As romantic-comedy formula dictates, Blu and Jewel are too different to find love at first sight. Jewel is from the wild and longs to be free. Blu was raised in domestication by his beloved owner, Linda (Leslie Mann), who rescued him from the snowy Minnesota tundra a decade earlier after his cage fell off a poacher’s truck and fortuitously landed in her yard. He was just a baby then, and as a result of always being indoors, Blu never learned to fly.


This proves troublesome once a new band of poachers, from Brazil’s infamous favelas, comes along and swipes both Jewel and Blu from the Rio nature center where they’re trying –– and failing –– to get it on. Panicked, Linda and Santoro’s Tulio immediately set out in search of the stolen macaws.


As they hunt, Jewel and the brainy Blu begin devising an escape plan with the aid of their new bird pals voiced by Foxx, will.i.am and Lopez. But standing in their way is a mean and nasty cockatoo named Nigel (Jemaine Clement from “Flight of the Conchords”), who’d just as soon eat the macaws than let them flee.

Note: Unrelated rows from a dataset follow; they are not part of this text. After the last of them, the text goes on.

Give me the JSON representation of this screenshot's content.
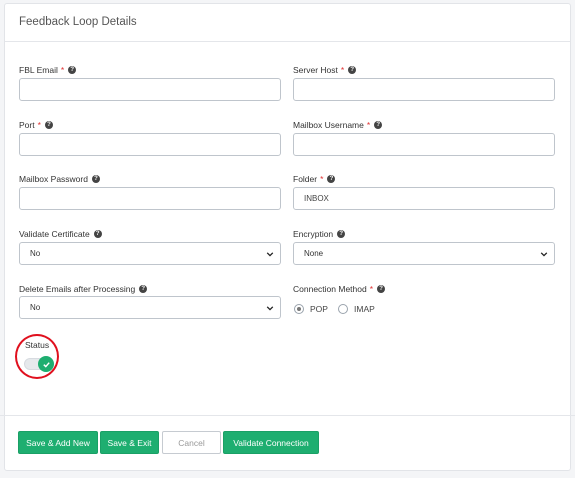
{
  "title": "Feedback Loop Details",
  "fields": {
    "fbl_email": {
      "label": "FBL Email",
      "required": "*",
      "value": ""
    },
    "server_host": {
      "label": "Server Host",
      "required": "*",
      "value": ""
    },
    "port": {
      "label": "Port",
      "required": "*",
      "value": ""
    },
    "mailbox_username": {
      "label": "Mailbox Username",
      "required": "*",
      "value": ""
    },
    "mailbox_password": {
      "label": "Mailbox Password",
      "value": ""
    },
    "folder": {
      "label": "Folder",
      "required": "*",
      "value": "INBOX"
    },
    "validate_certificate": {
      "label": "Validate Certificate",
      "value": "No"
    },
    "encryption": {
      "label": "Encryption",
      "value": "None"
    },
    "delete_emails": {
      "label": "Delete Emails after Processing",
      "value": "No"
    },
    "connection_method": {
      "label": "Connection Method",
      "required": "*",
      "options": [
        "POP",
        "IMAP"
      ],
      "selected": "POP"
    },
    "status": {
      "label": "Status",
      "enabled": true
    }
  },
  "buttons": {
    "save_add_new": "Save & Add New",
    "save_exit": "Save & Exit",
    "cancel": "Cancel",
    "validate_connection": "Validate Connection"
  },
  "colors": {
    "accent": "#1eae70",
    "required": "#e03131",
    "highlight_circle": "#e0101e"
  }
}
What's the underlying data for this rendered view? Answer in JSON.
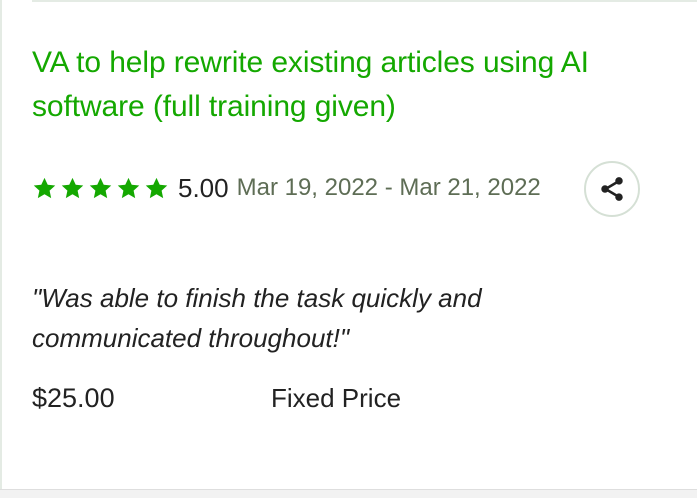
{
  "job": {
    "title": "VA to help rewrite existing articles using AI software (full training given)",
    "rating": {
      "value": "5.00",
      "stars_filled": 5,
      "stars_total": 5,
      "star_color": "#14a800"
    },
    "date_range": "Mar 19, 2022 - Mar 21, 2022",
    "share": {
      "icon": "share-icon"
    },
    "feedback": "\"Was able to finish the task quickly and communicated throughout!\"",
    "price": "$25.00",
    "price_type": "Fixed Price"
  },
  "colors": {
    "accent": "#14a800",
    "text": "#222222",
    "muted": "#5e6d55",
    "divider": "#e4ebe4"
  }
}
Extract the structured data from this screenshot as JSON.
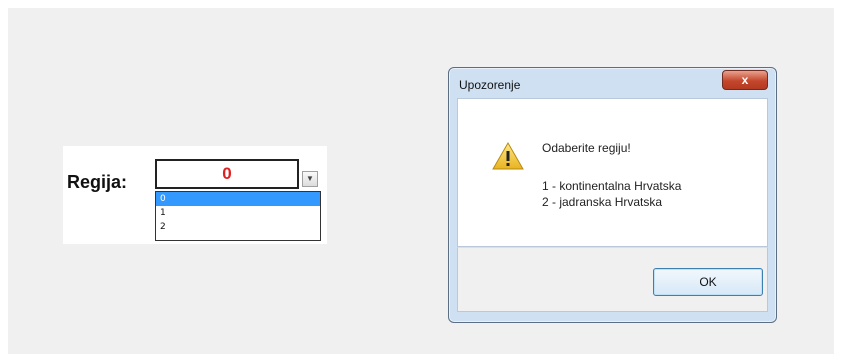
{
  "region_selector": {
    "label": "Regija:",
    "current_value": "0",
    "options": [
      "0",
      "1",
      "2"
    ],
    "selected_option": "0"
  },
  "dialog": {
    "title": "Upozorenje",
    "close_label": "x",
    "icon": "warning-icon",
    "message_title": "Odaberite regiju!",
    "lines": [
      "1 - kontinentalna Hrvatska",
      "2 - jadranska Hrvatska"
    ],
    "ok_label": "OK"
  },
  "colors": {
    "value_red": "#e02020",
    "selection_blue": "#3399ff",
    "close_red": "#c4472c"
  }
}
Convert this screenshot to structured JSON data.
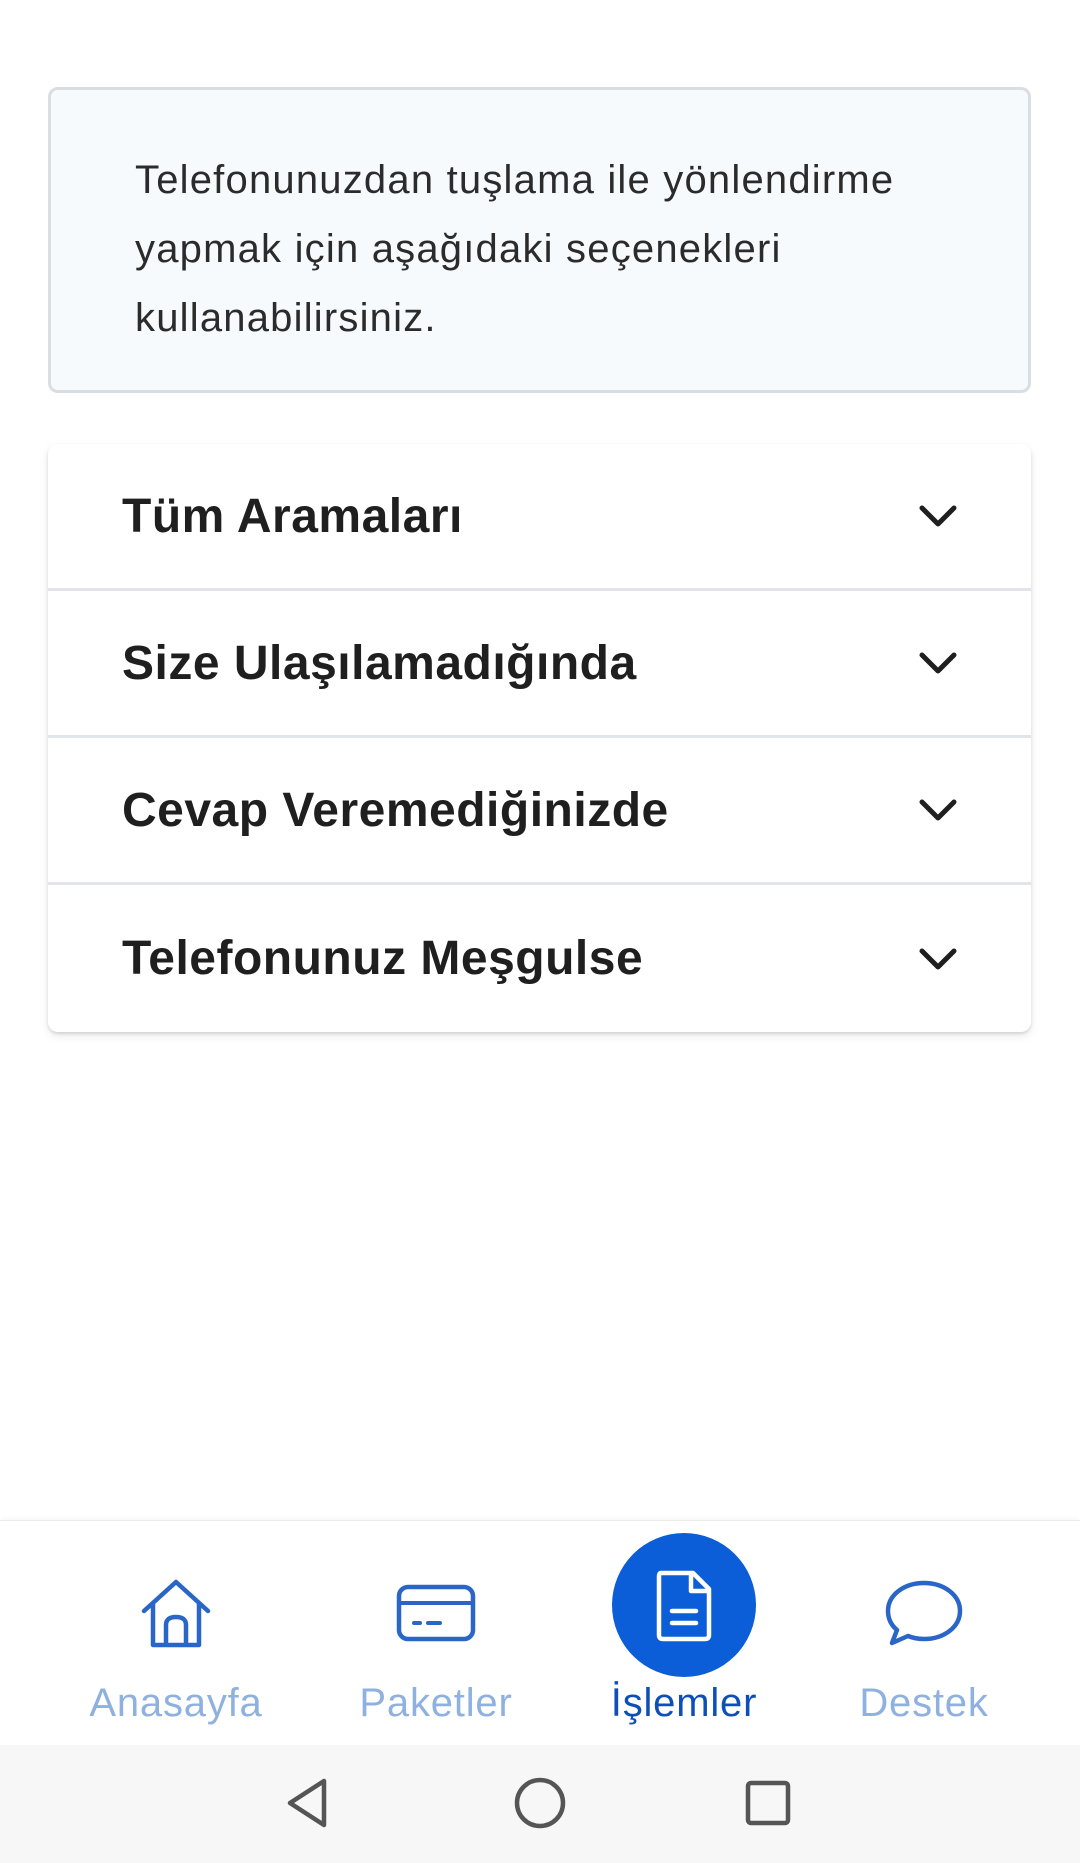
{
  "info": {
    "text": "Telefonunuzdan tuşlama ile yönlendirme yapmak için aşağıdaki seçenekleri kullanabilirsiniz."
  },
  "accordion": {
    "items": [
      {
        "label": "Tüm Aramaları",
        "icon": "chevron-down-icon"
      },
      {
        "label": "Size Ulaşılamadığında",
        "icon": "chevron-down-icon"
      },
      {
        "label": "Cevap Veremediğinizde",
        "icon": "chevron-down-icon"
      },
      {
        "label": "Telefonunuz Meşgulse",
        "icon": "chevron-down-icon"
      }
    ]
  },
  "bottom_nav": {
    "active_index": 2,
    "items": [
      {
        "label": "Anasayfa",
        "icon": "home-icon"
      },
      {
        "label": "Paketler",
        "icon": "card-icon"
      },
      {
        "label": "İşlemler",
        "icon": "document-icon"
      },
      {
        "label": "Destek",
        "icon": "chat-bubble-icon"
      }
    ]
  },
  "system_nav": {
    "buttons": [
      "back-icon",
      "home-circle-icon",
      "recents-icon"
    ]
  },
  "colors": {
    "accent": "#0b5ed7",
    "nav_inactive": "#8fb1e0",
    "nav_active_label": "#0d4fb8",
    "info_bg": "#f6fafd",
    "info_border": "#d9dee3"
  }
}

I’ll give you one guess at how it all turns out. But don’t let that utter predictability bother you, because by the time those various twists begin to unfurl, you’ll have stopped caring to the point that all you want to do is give everyone –– including the poachers –– the bird.


RIO (G for mild off-color humor.) Featuring the voices of Jesse Eisenberg, Anne Hathaway and Jamie Foxx. Co-written and directed by Carlos Saldanha. 2 stars out of 4.